Figure 5. Cas9/dual-gRNA targeted genomic excision of the +189C>T mutation corrects the COL6A1 pseudoexon splicing defect.

(A) Schematic depicting position of the 2 gRNAs (gRNA upstream 1, U1; and downstream 1, D1) that were designed to excise a 103-nucleotide fragment harboring the pseudoexon-generating mutation from the deep intronic region of COL6A1 intron 11. gRNA-U1 and -D1 were subcloned into a Cas9-GFP plasmid (Cas9+U1D1) harboring 2 gRNA cassettes for dual gRNA expression. (B) Amplification of genomic DNA from HEK293T cells transfected with 5 μg of the Cas9+U1D1 plasmid and GFP-enriched by cell sorting 48 hours after transfection. (C) HEK293T cells cotransfected with 1 μg of each splicing reporter (+189C, WT; +189T, mutant), and 5 μg of the Cas9+U1D1 plasmid, and sorted after 48 hours to enrich for GFP expression, were assessed for pseudoexon splicing by RT-PCR. (D) Amplification of genomic DNA from human patient fibroblast cell line IR1, 48 hours after nucleofection with 5 or 10 μg of the Cas9+U1D1 plasmid (GFP-sorted). (E) IR1 patient fibroblasts were nucleofected with 10 μg of Cas9+U1D1 plasmid, and sorted for GFP expression after 48 hours, before RNA isolation.
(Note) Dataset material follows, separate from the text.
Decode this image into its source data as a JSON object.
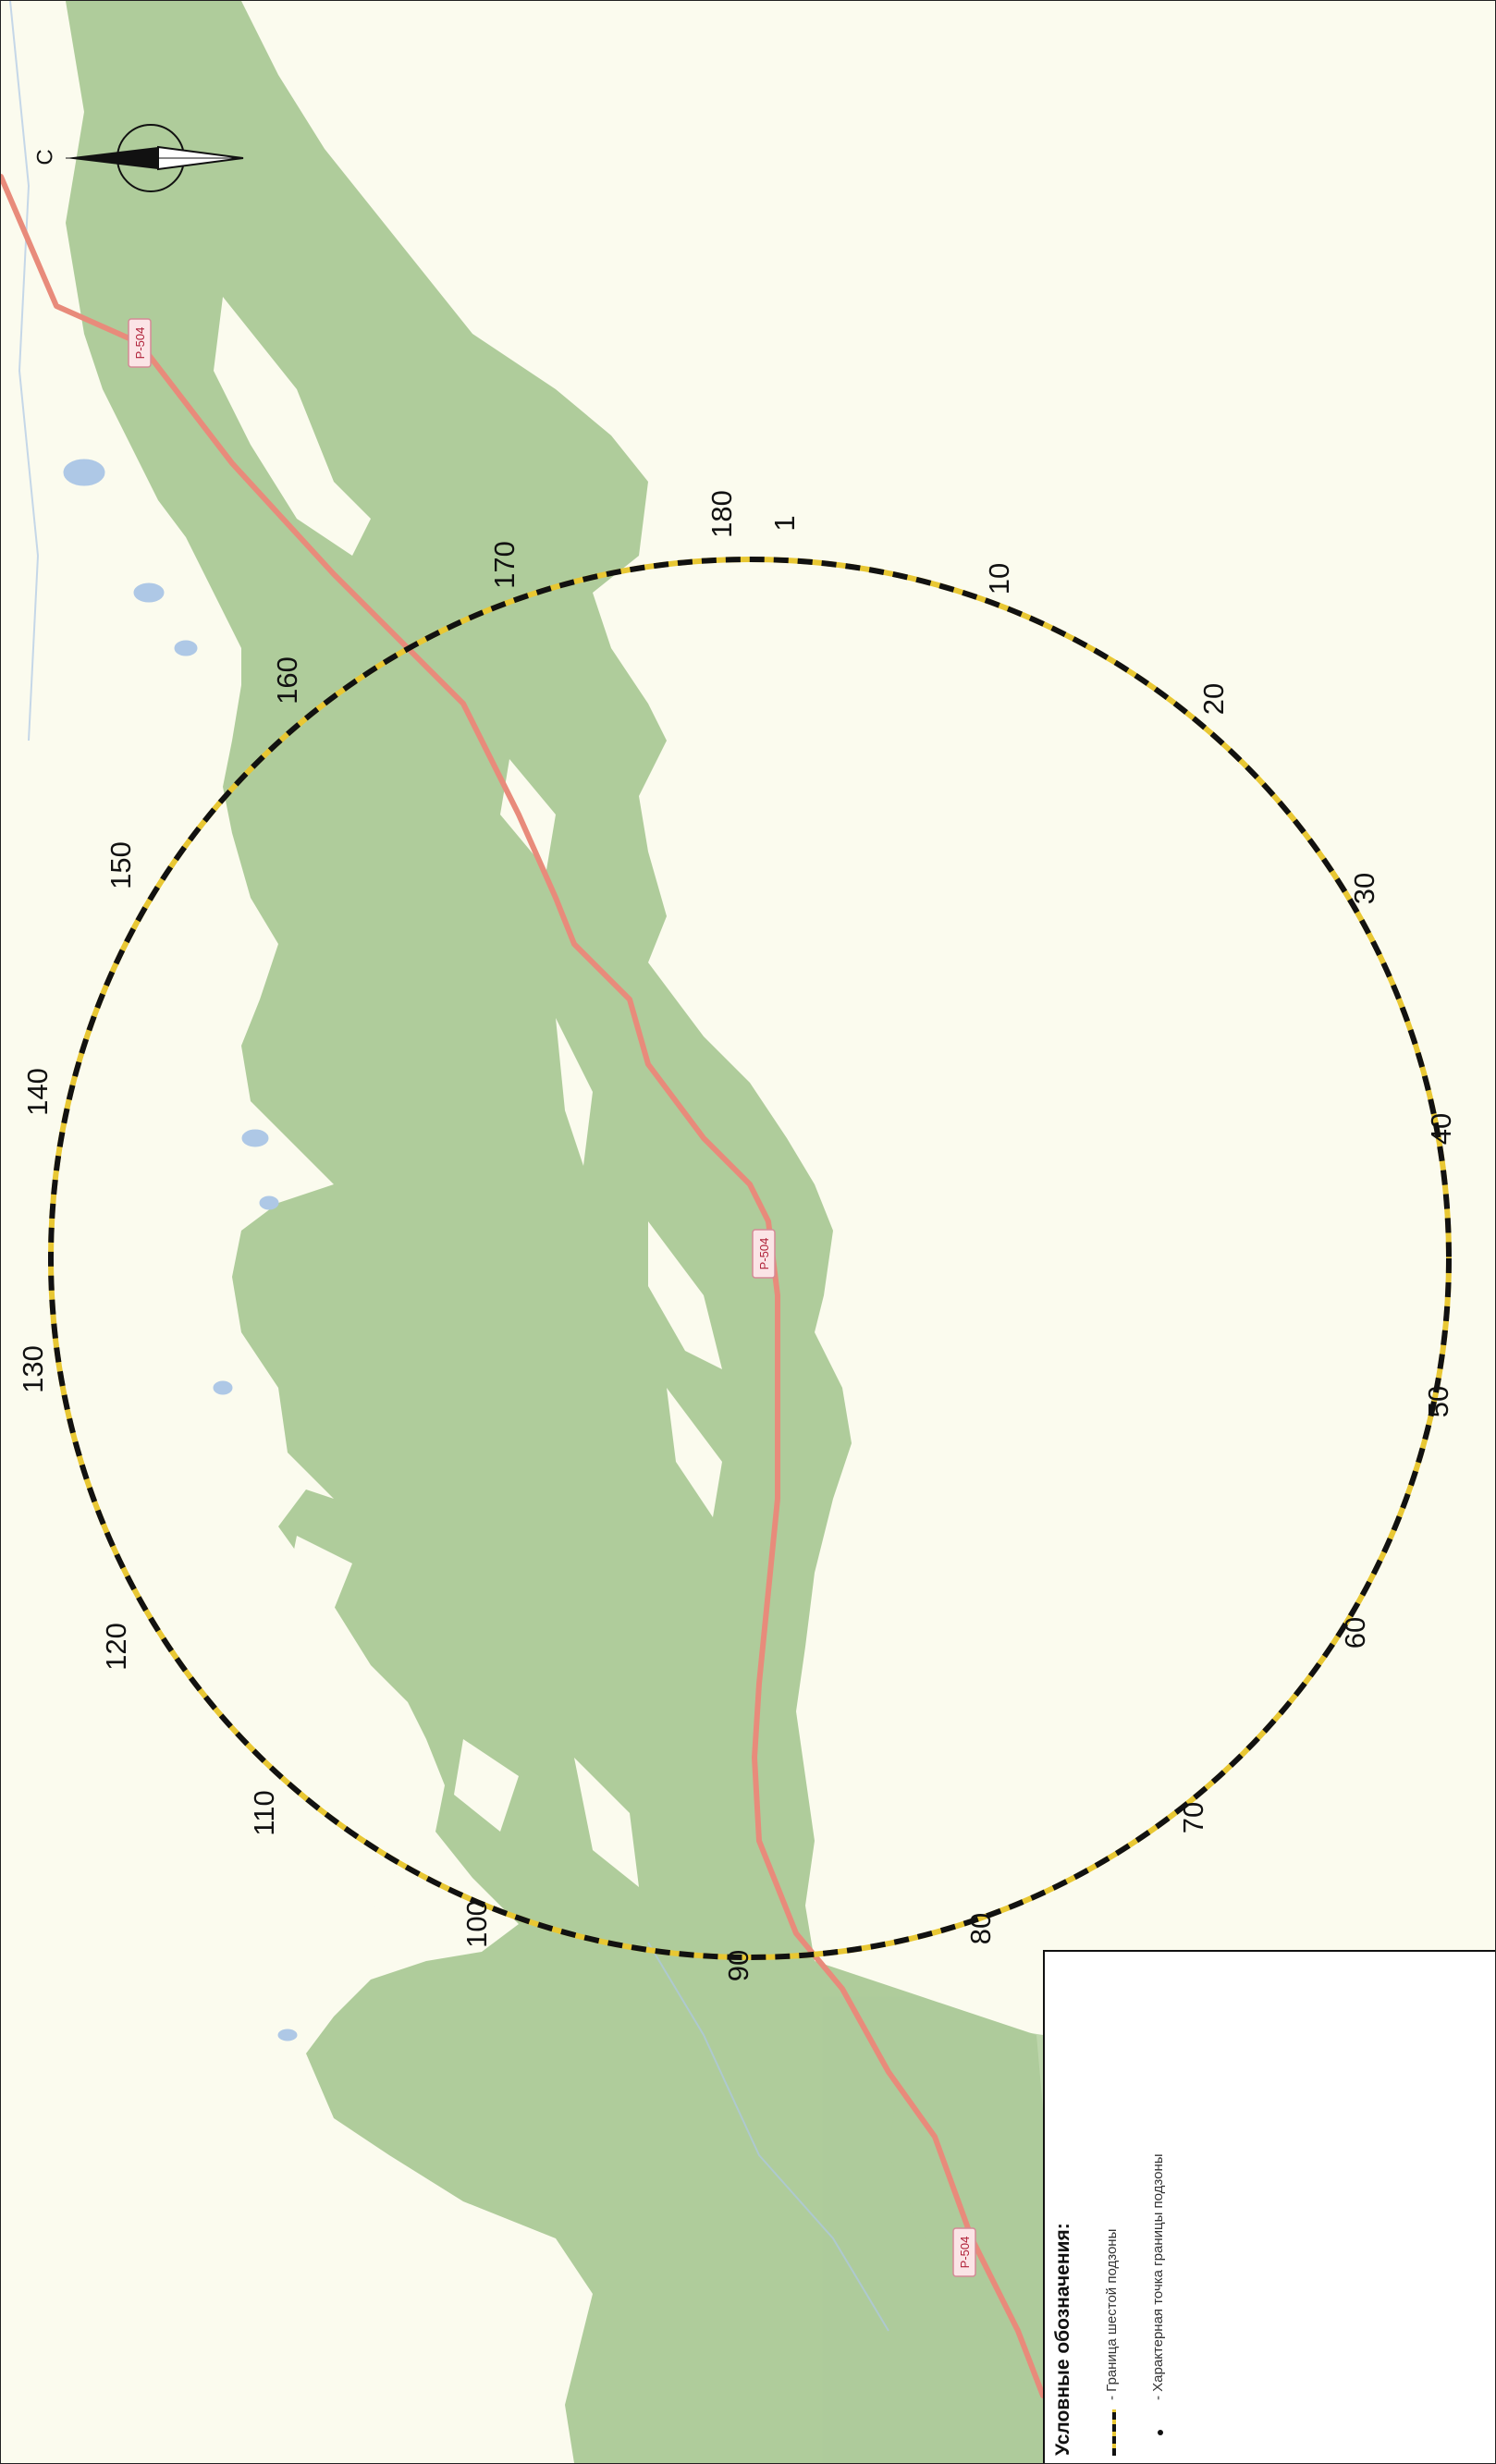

Expression of the pseudoexon was assessed by endpoint RT-PCR. (F) US8 patient fibroblasts were nucleofected with 10 μg of Cas9+U1D1, followed by GFP enrichment, and cell lysates were harvested for immunoblotting. Membranes were probed with a pseudoexon-specific antibody [Pex11α1(VI)] and a housekeeping control (α-tubulin), or with an antibody assaying total collagen α1 (VI) expression [α1(VI)-C] and α-tubulin.